Starting a Plot
While bar charts are good for displaying one measurement for categorical data, they are not nearly so helpful for comparing different measurements to each other. For example, endorsements and downloads are two interesting measures we have not worked with yet. If we want to see how they relate to each other, even a side-by-side bar chart (where each category has two bars, one for endorsements and one for downloads) will not be very helpful in making any meaningful comparisons. Further, if we want to examine the relationship between the two measures for individual mods, rather than for entire categories of mods, we would be out of luck. We would need 10,000 bars! Instead, we will make use of the scatter plot, an excellent type of chart for finding the correlation between two measurements.
In this section we will make two scatter plots. The first will compare Endorsements to Total Downloads, and the second will compare a calculated field we will call Approval Ratio to Total Downloads.
Our goal for the Endorsements scatter plot is to compare the endorsemens a mod receives with the total number of times that mod is downloaded. How are the two measures related to each other? My initial assumption is that they would be heavily correlated, with high total downloads corresponding to high endorsements, but how related will they be and how much variation will there be? Another interesting question is: Which mods stand out within these measures? There are sure to be a few outliers, data points that do not fall within the same area as the majority of points.
Our goal for the first scatter plot is to compare the endorsements a mod receives with the total number of times that mod is downloaded. How are the two measures related to each other? My initial assumption is that they would be heavily correlated, with high total downloads corresponding to high endorsements, but how related will they be and how much variation will there be? Another interesting question is: Which mods stand out within these measures? There are sure to be a few outliers, data points that do not fall within the same area as the majority of points.
- Make a scatter plot.
- Use Columns and Rows to add dimensions/measures to a worksheet.
Endorsements Scatter Plot
- Click on the New Worksheet button.
- Right click the new worksheet and rename it Endorsements.

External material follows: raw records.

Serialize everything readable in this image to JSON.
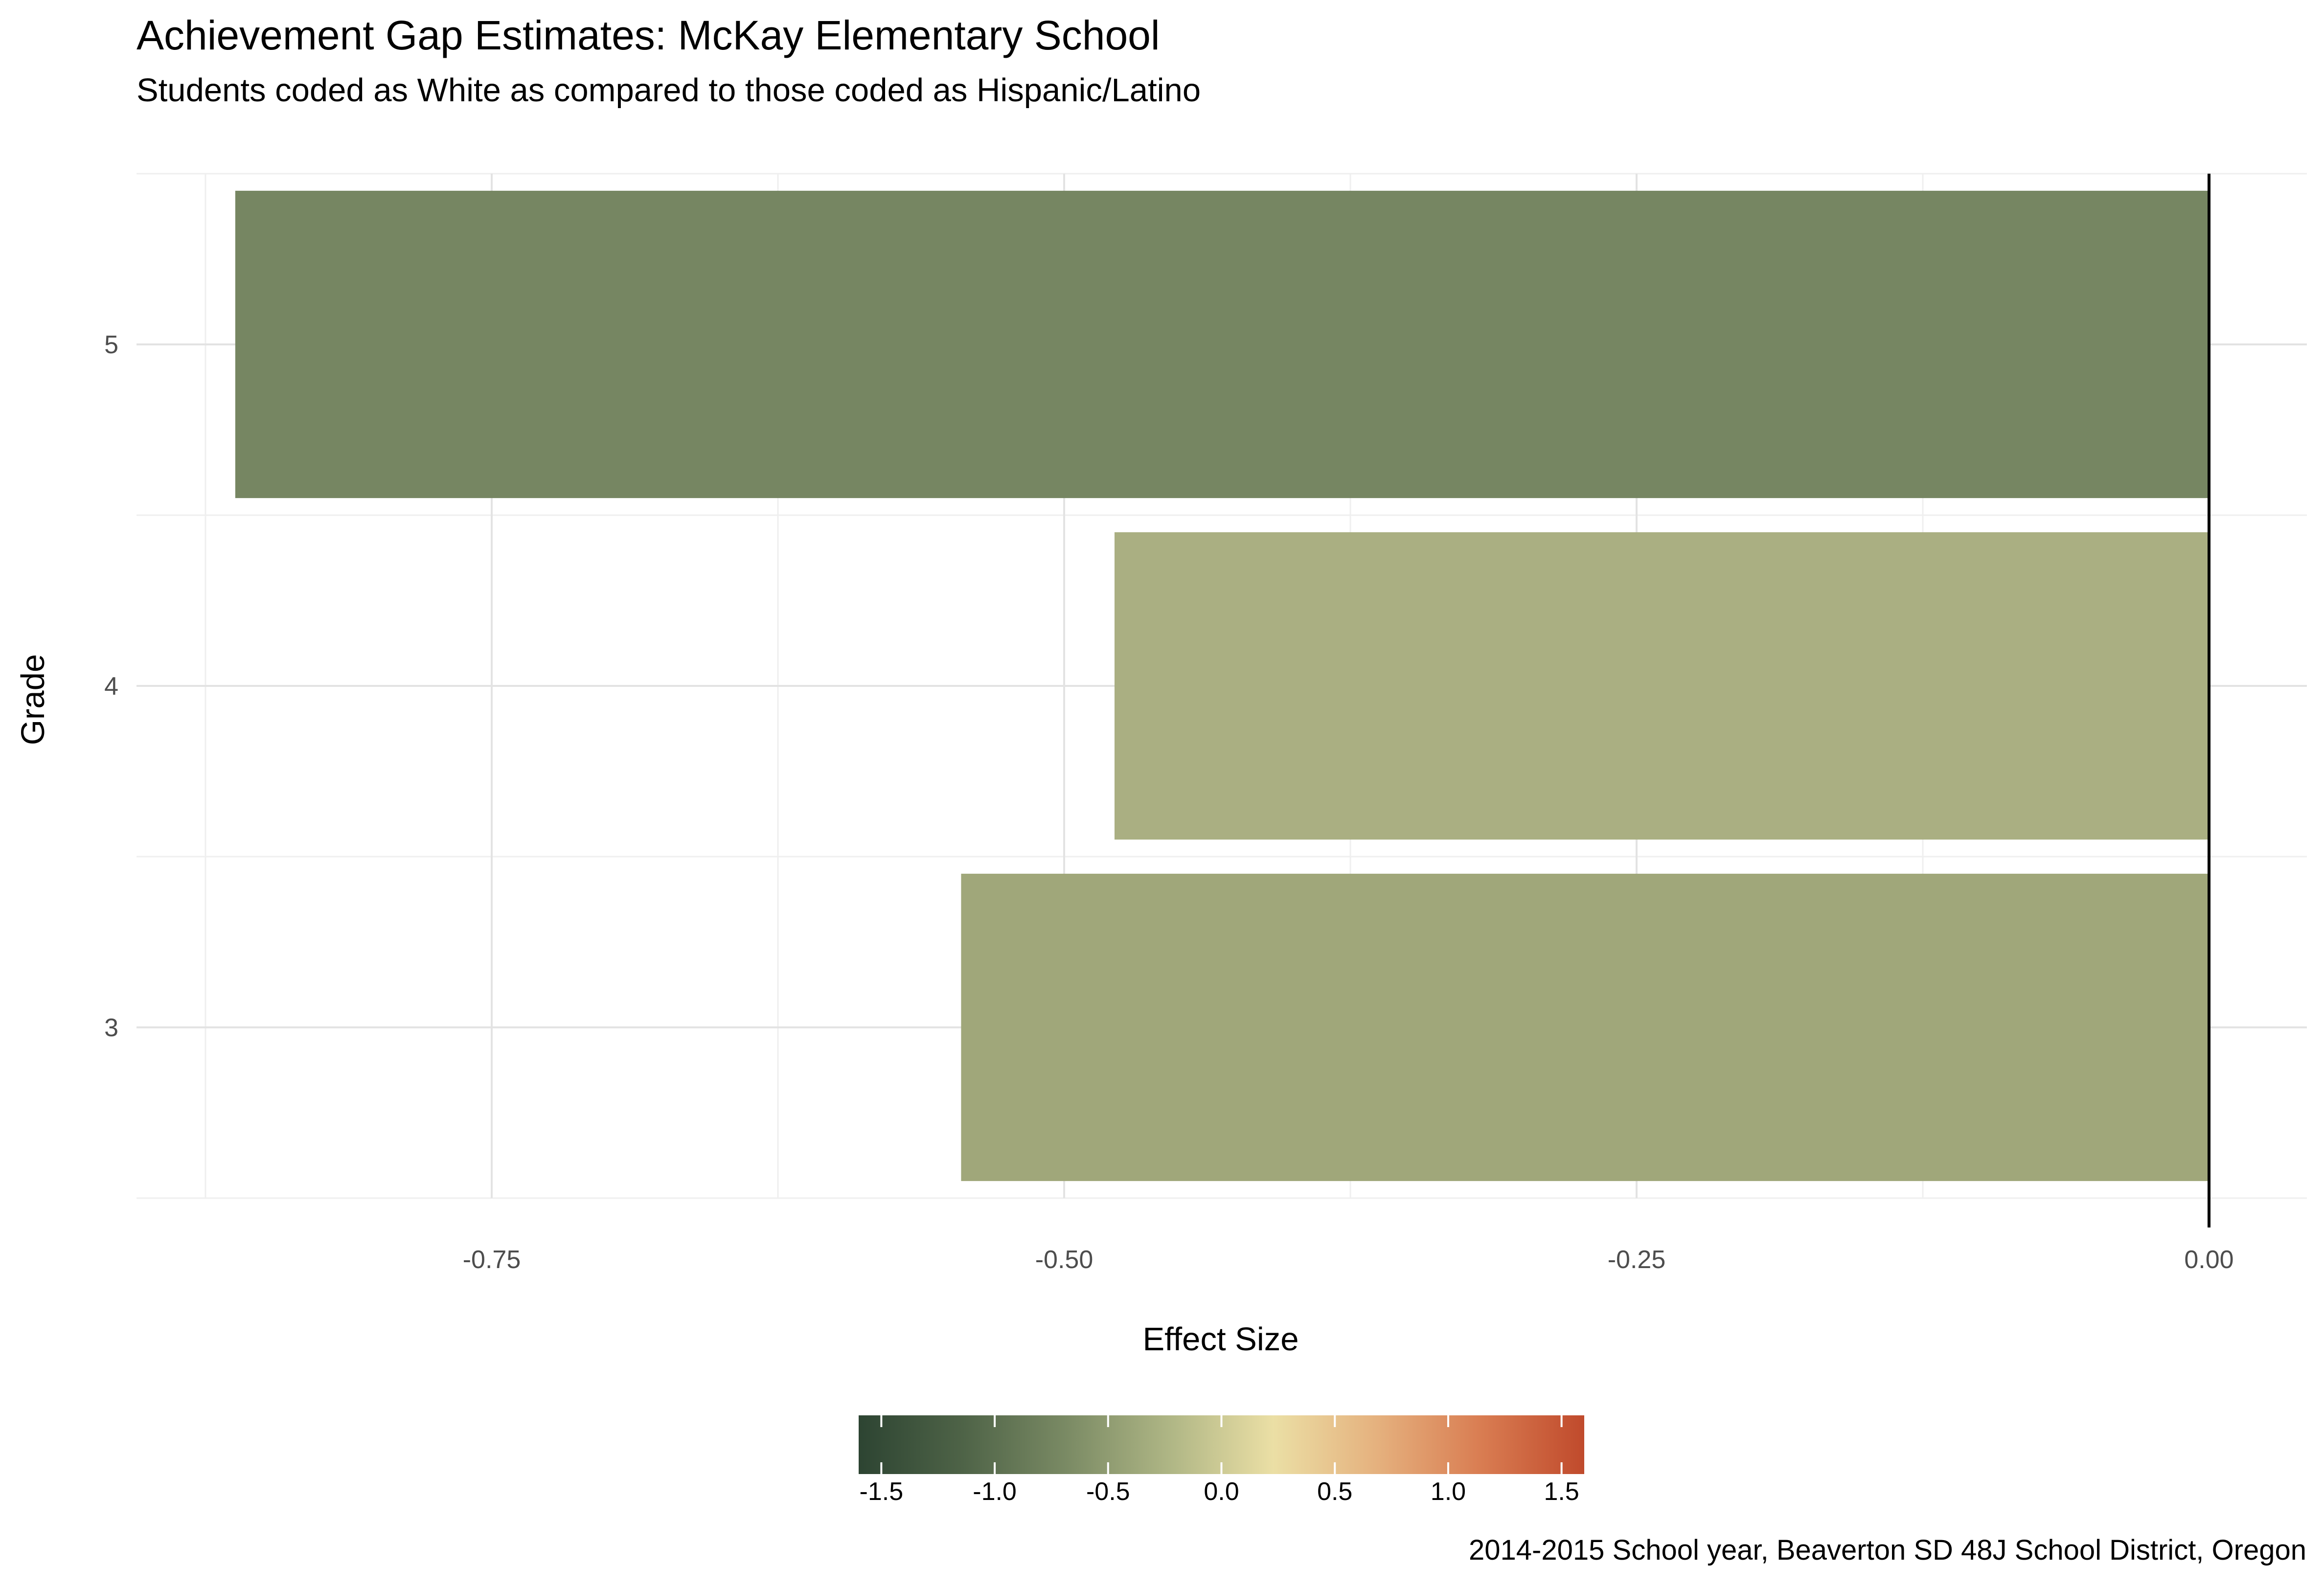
{
  "chart_data": {
    "type": "bar",
    "orientation": "horizontal",
    "title": "Achievement Gap Estimates: McKay Elementary School",
    "subtitle": "Students coded as White as compared to those coded as Hispanic/Latino",
    "xlabel": "Effect Size",
    "ylabel": "Grade",
    "caption": "2014-2015 School year, Beaverton SD 48J School District, Oregon",
    "categories": [
      "3",
      "4",
      "5"
    ],
    "values": [
      -0.545,
      -0.478,
      -0.862
    ],
    "colors": [
      "#a0a77a",
      "#aaaf82",
      "#768662"
    ],
    "xlim": [
      -0.9,
      0.02
    ],
    "x_ticks": [
      -0.75,
      -0.5,
      -0.25,
      0.0
    ],
    "x_tick_labels": [
      "-0.75",
      "-0.50",
      "-0.25",
      "0.00"
    ],
    "reference_line": 0.0,
    "grid": true,
    "legend": {
      "type": "colorbar",
      "position": "bottom",
      "range": [
        -1.6,
        1.6
      ],
      "ticks": [
        -1.5,
        -1.0,
        -0.5,
        0.0,
        0.5,
        1.0,
        1.5
      ],
      "tick_labels": [
        "-1.5",
        "-1.0",
        "-0.5",
        "0.0",
        "0.5",
        "1.0",
        "1.5"
      ],
      "colors": [
        "#2d4432",
        "#4e6347",
        "#7a8a64",
        "#afb685",
        "#ebdfa5",
        "#e5b17e",
        "#d97d52",
        "#c04a2c"
      ]
    }
  }
}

- Note that on the left we still have sections for both mods.csv data and tags.csv data. If you collapsed mods.csv for convenience while building the Top Tags bar chart, you will now want to collapse tags.csv and expand mods.csv.
What happens if we use tags.csv instead of mods.csv? We will be creating a point in the plot for each mod. In mods.csv, one record corresponds to one mod, so this will be a straightforward process. In tags.csv, many mods will have multiple records, so our default solution would end up adding together the endorsements and downloads for each of these records, creating extremely inflated values based on the number of tags a mod uses. Changing from sum to average values might be the perfect solution to this, although it does add an extra step, but some mods may not have tags at all. These mods would not be in our tags dataset. The only solution for this issue (that does not involve creating a new dataset) is to use the mods dataset.
Scatter plots rely more heavily on the Rows and Columns fields (found at the top of the application) than our previous charts did. However, it is not necessary to know how we want the data arranged. We will prove this by adding both our measures to the Rows field.
- Locate Endorsements under mods.csv on the Data sidebar and drag it onto Rows.
- Locate Total Downloads under Measures and drag it onto Rows as well.
- Click on Show Me and choose the scatter plot option. Note that this is currently the recommended option. After choosing scatter plot, Tableau will automatically move one of our measures to Columns.
- For this chart we want endorsements to be plotted along the y-axis (vertical). Theoretically this means we would be observing how endorsements vary depending on number of total downloads. If endorsements were along the x-axis (horizontal) instead, we would be observing how total downloads vary depending on number of endorsements. In some ways this is all semantics, but it still does matter. Check to make sure that Endorsements is in Rows (and that Total Downloads has been moved to Columns).
- If Tableau moved Endorsements instead of Total Downloads to Columns, click the Swap Rows and Columns button from the toolbar. This is a handy button to be aware of when making many types of charts.
This is the resulting chart:
Displaying Multiple Points
Unfortunately, we only have one point on our chart. This is because Tableau does not know how to group our data. By default, it is treating everything in the dataset as one group, and therefore one point, taking the sum of all endorsements and the sum of all total downloads from the dataset. If we want it to do something different, we will have to tell Tableau how to group the data. Do we want a point for each category? For each country? For each mod? Since we do want a point for each mod, we need some kind of unique identifier so that no mods will accidentally be grouped together. This is another situation where Mod ID is extremely useful. In a pinch, we could perhaps use the mod names, but we do not have a guarantee that these will always be different.
- Locate Mod ID under mods.csv on the Data sidebar.
- Drag it onto the Detail box on the Marks shelf.
Now we should see a point for each mod. As we can see, endorsements and total downloads are indeed heavily correlated. The most extreme outlier in our dataset, the point at the top right, is for the mod SkyUI, a complete overhaul of the Skyrim user interface.